14.4 The System.Enum type

The type System.Enum is the abstract base class of all enum types (this is distinct and different from the underlying type of the enum type), and the members inherited from System.Enum are available in any enum type. A boxing conversion (§‎4.3.1) exists from any enum type to System.Enum, and an unboxing conversion (§‎4.3.2) exists from System.Enum to any enum type.

Note that System.Enum is not itself an enum-type. Rather, it is a class-type from which all enum-types are derived. The type System.Enum inherits from the type System.ValueType (§‎4.1.1), which, in turn, inherits from type object.

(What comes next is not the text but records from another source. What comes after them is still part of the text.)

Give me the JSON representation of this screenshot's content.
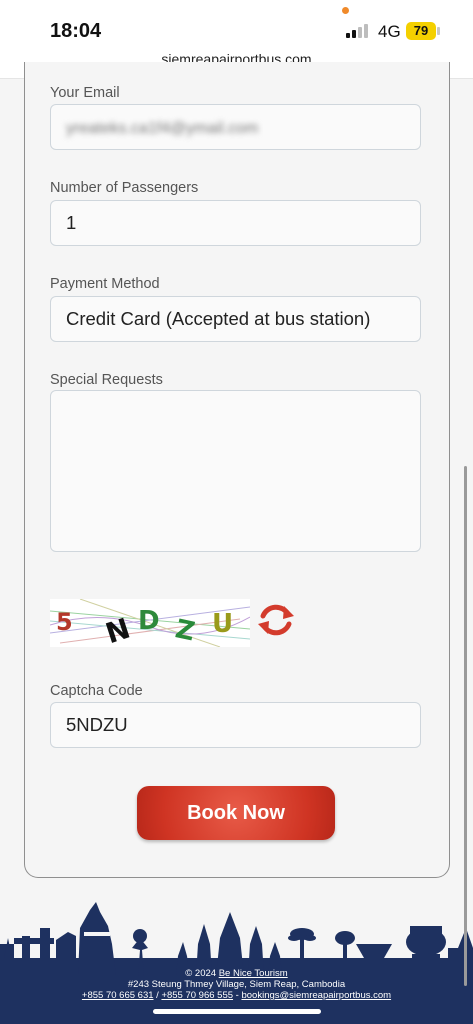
{
  "status": {
    "time": "18:04",
    "network": "4G",
    "battery": "79"
  },
  "browser": {
    "url": "siemreapairportbus.com"
  },
  "form": {
    "email_label": "Your Email",
    "email_value": "yreateks.ca1f4@ymail.com",
    "passengers_label": "Number of Passengers",
    "passengers_value": "1",
    "payment_label": "Payment Method",
    "payment_value": "Credit Card (Accepted at bus station)",
    "requests_label": "Special Requests",
    "requests_value": "",
    "captcha_image_text": "5NDZU",
    "captcha_label": "Captcha Code",
    "captcha_value": "5NDZU",
    "submit_label": "Book Now"
  },
  "footer": {
    "copyright": "© 2024",
    "company": "Be Nice Tourism",
    "address": "#243 Steung Thmey Village, Siem Reap, Cambodia",
    "phone1": "+855 70 665 631",
    "separator": "/",
    "phone2": "+855 70 966 555",
    "dash": "-",
    "email": "bookings@siemreapairportbus.com"
  },
  "colors": {
    "accent_red": "#cf3423",
    "footer_navy": "#1e3160",
    "field_border": "#cfd6dc"
  }
}
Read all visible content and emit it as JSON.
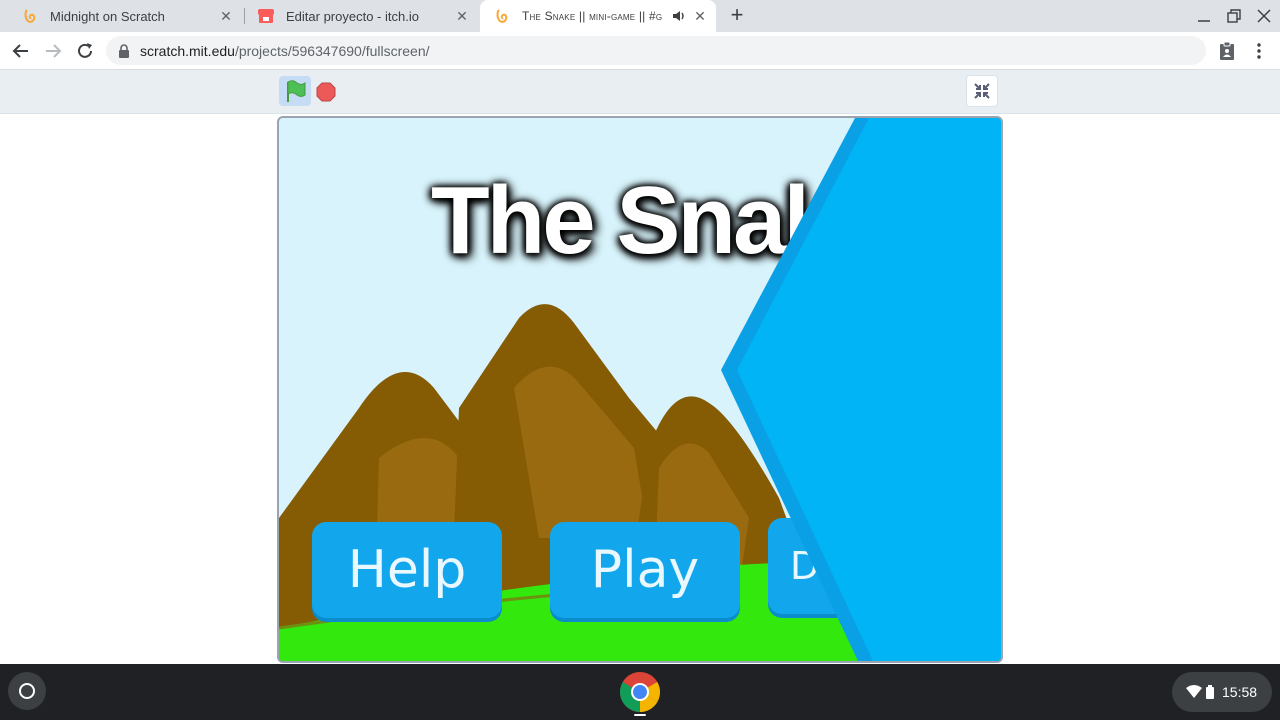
{
  "browser": {
    "tabs": [
      {
        "title": "Midnight on Scratch",
        "favicon": "scratch-cat-icon",
        "active": false
      },
      {
        "title": "Editar proyecto - itch.io",
        "favicon": "itch-io-icon",
        "active": false
      },
      {
        "title": "The Snake || mini-game || #g",
        "favicon": "scratch-cat-icon",
        "active": true,
        "audio": true
      }
    ],
    "new_tab_label": "+",
    "address": {
      "domain": "scratch.mit.edu",
      "path": "/projects/596347690/fullscreen/"
    }
  },
  "game": {
    "title": "The Snak",
    "buttons": {
      "help": "Help",
      "play": "Play",
      "partial": "D"
    }
  },
  "shelf": {
    "clock": "15:58"
  },
  "colors": {
    "sky": "#d8f3fb",
    "mountain_dark": "#855b04",
    "mountain_light": "#9a6a10",
    "grass": "#33e80c",
    "button_blue": "#12a7ec",
    "wipe_blue": "#00b4f5",
    "wipe_edge": "#0aa0e6",
    "flag_green": "#4cbf56",
    "stop_red": "#ec5959"
  }
}
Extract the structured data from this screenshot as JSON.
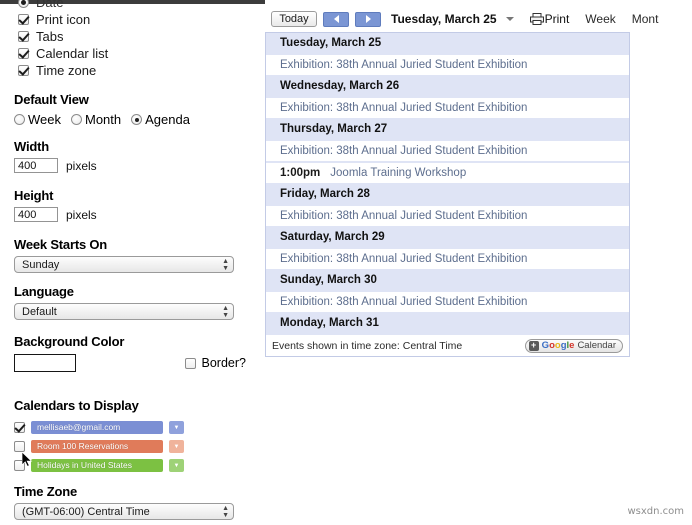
{
  "settings": {
    "clipped_item": {
      "label": "Date",
      "checked": true
    },
    "display_options": [
      {
        "label": "Print icon",
        "checked": true
      },
      {
        "label": "Tabs",
        "checked": true
      },
      {
        "label": "Calendar list",
        "checked": true
      },
      {
        "label": "Time zone",
        "checked": true
      }
    ],
    "default_view": {
      "title": "Default View",
      "options": [
        {
          "label": "Week",
          "selected": false
        },
        {
          "label": "Month",
          "selected": false
        },
        {
          "label": "Agenda",
          "selected": true
        }
      ]
    },
    "width": {
      "title": "Width",
      "value": "400",
      "unit": "pixels"
    },
    "height": {
      "title": "Height",
      "value": "400",
      "unit": "pixels"
    },
    "week_starts_on": {
      "title": "Week Starts On",
      "value": "Sunday"
    },
    "language": {
      "title": "Language",
      "value": "Default"
    },
    "background_color": {
      "title": "Background Color",
      "value": "#ffffff",
      "border_label": "Border?",
      "border_checked": false
    },
    "calendars": {
      "title": "Calendars to Display",
      "items": [
        {
          "label": "mellisaeb@gmail.com",
          "checked": true,
          "color": "#7b8fd4",
          "drop_color": "#8fa1dc"
        },
        {
          "label": "Room 100 Reservations",
          "checked": false,
          "color": "#e07b5a",
          "drop_color": "#f0b39b"
        },
        {
          "label": "Holidays in United States",
          "checked": false,
          "color": "#7cc142",
          "drop_color": "#9ed277"
        }
      ]
    },
    "time_zone": {
      "title": "Time Zone",
      "value": "(GMT-06:00) Central Time"
    }
  },
  "preview": {
    "toolbar": {
      "today_label": "Today",
      "prev_icon": "chevron-left-icon",
      "next_icon": "chevron-right-icon",
      "current_date": "Tuesday, March 25",
      "print_label": "Print",
      "view_week": "Week",
      "view_month": "Mont"
    },
    "agenda": [
      {
        "day": "Tuesday, March 25",
        "events": [
          {
            "time": "",
            "title": "Exhibition: 38th Annual Juried Student Exhibition"
          }
        ]
      },
      {
        "day": "Wednesday, March 26",
        "events": [
          {
            "time": "",
            "title": "Exhibition: 38th Annual Juried Student Exhibition"
          }
        ]
      },
      {
        "day": "Thursday, March 27",
        "events": [
          {
            "time": "",
            "title": "Exhibition: 38th Annual Juried Student Exhibition"
          },
          {
            "time": "1:00pm",
            "title": "Joomla Training Workshop"
          }
        ]
      },
      {
        "day": "Friday, March 28",
        "events": [
          {
            "time": "",
            "title": "Exhibition: 38th Annual Juried Student Exhibition"
          }
        ]
      },
      {
        "day": "Saturday, March 29",
        "events": [
          {
            "time": "",
            "title": "Exhibition: 38th Annual Juried Student Exhibition"
          }
        ]
      },
      {
        "day": "Sunday, March 30",
        "events": [
          {
            "time": "",
            "title": "Exhibition: 38th Annual Juried Student Exhibition"
          }
        ]
      },
      {
        "day": "Monday, March 31",
        "events": []
      }
    ],
    "footer": {
      "timezone_note": "Events shown in time zone: Central Time",
      "badge": {
        "plus": "+",
        "google": "Google",
        "calendar": "Calendar"
      }
    }
  },
  "watermark": "wsxdn.com"
}
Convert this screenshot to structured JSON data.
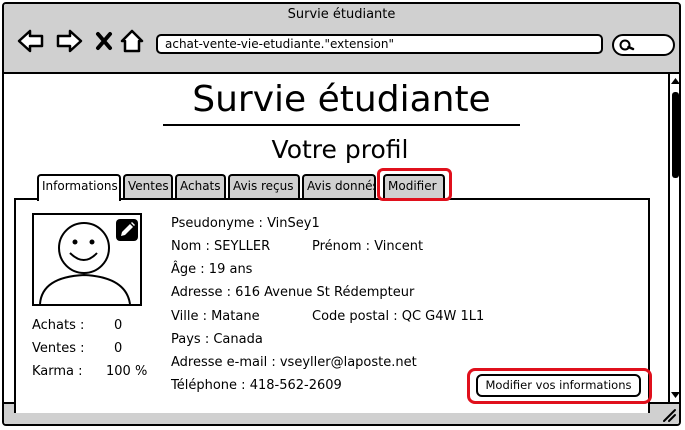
{
  "window": {
    "title": "Survie étudiante"
  },
  "browser": {
    "url": "achat-vente-vie-etudiante.\"extension\"",
    "icons": [
      "back-arrow-icon",
      "forward-arrow-icon",
      "close-icon",
      "home-icon",
      "search-icon"
    ]
  },
  "page": {
    "site_title": "Survie étudiante",
    "heading": "Votre profil"
  },
  "tabs": [
    {
      "label": "Informations",
      "active": true
    },
    {
      "label": "Ventes",
      "active": false
    },
    {
      "label": "Achats",
      "active": false
    },
    {
      "label": "Avis reçus",
      "active": false
    },
    {
      "label": "Avis donnés",
      "active": false
    },
    {
      "label": "Modifier",
      "active": false,
      "highlighted": true
    }
  ],
  "stats": {
    "achats_label": "Achats :",
    "achats_value": "0",
    "ventes_label": "Ventes :",
    "ventes_value": "0",
    "karma_label": "Karma :",
    "karma_value": "100 %"
  },
  "profile": {
    "pseudonyme_label": "Pseudonyme :",
    "pseudonyme": "VinSey1",
    "nom_label": "Nom :",
    "nom": "SEYLLER",
    "prenom_label": "Prénom :",
    "prenom": "Vincent",
    "age_label": "Âge :",
    "age": "19 ans",
    "adresse_label": "Adresse :",
    "adresse": "616 Avenue St Rédempteur",
    "ville_label": "Ville :",
    "ville": "Matane",
    "code_postal_label": "Code postal :",
    "code_postal": "QC G4W 1L1",
    "pays_label": "Pays :",
    "pays": "Canada",
    "email_label": "Adresse e-mail :",
    "email": "vseyller@laposte.net",
    "telephone_label": "Téléphone :",
    "telephone": "418-562-2609"
  },
  "actions": {
    "edit_button": "Modifier vos informations"
  },
  "colors": {
    "chrome": "#d0d0d0",
    "highlight": "#e0101c"
  }
}
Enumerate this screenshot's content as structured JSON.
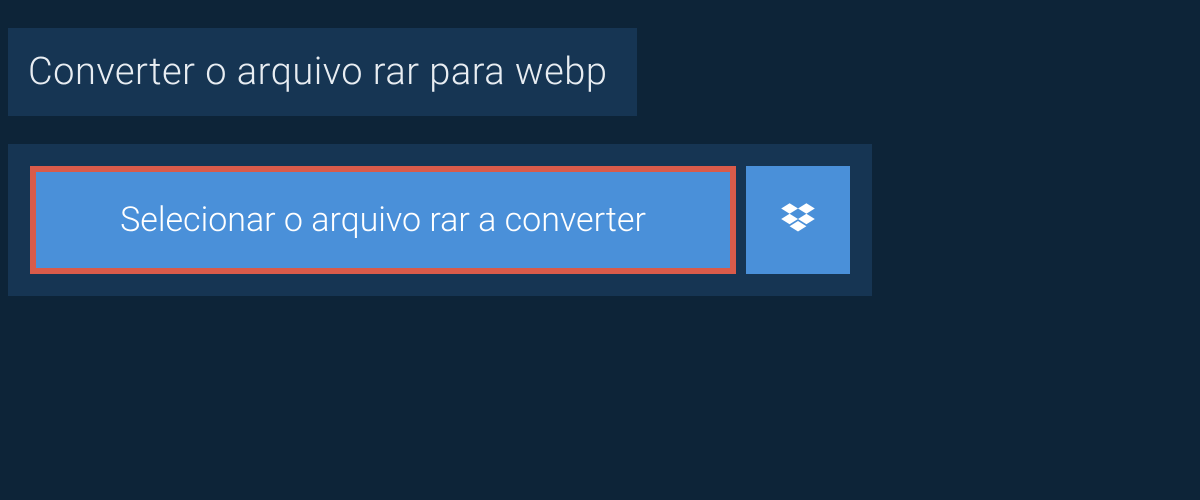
{
  "header": {
    "title": "Converter o arquivo rar para webp"
  },
  "upload": {
    "select_label": "Selecionar o arquivo rar a converter"
  }
}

At run-time, a value of type System.Enum can be null or a reference to a boxed value of any enum type.

14.5 Enum values and operations

Each enum type defines a distinct type; an explicit enumeration conversion (§‎6.2.2) is required to convert between an enum type and an integral type, or between two enum types. The set of values that an enum type can take on is not limited by its enum members. In particular, any value of the underlying type of an enum can be cast to the enum type, and is a distinct valid value of that enum type.

Enum members have the type of their containing enum type (except within other enum member initializers: see §‎14.3). The value of an enum member declared in enum type E with associated value v is (E)v.

The following operators can be used on values of enum types: ==, !=, <, >, <=, >= (§‎7.9.5), binary + (§‎7.7.4), binary  (§‎7.7.5), ^, &, | (§‎7.10.2), ~ (§‎7.6.4), ++, -- (§‎7.5.9 and §‎7.6.5), and sizeof (§‎18.5.4).

Every enum type automatically derives from the class System.Enum (which, in turn, derives from System.ValueType and object). Thus, inherited methods and properties of this class can be used on values of an enum type.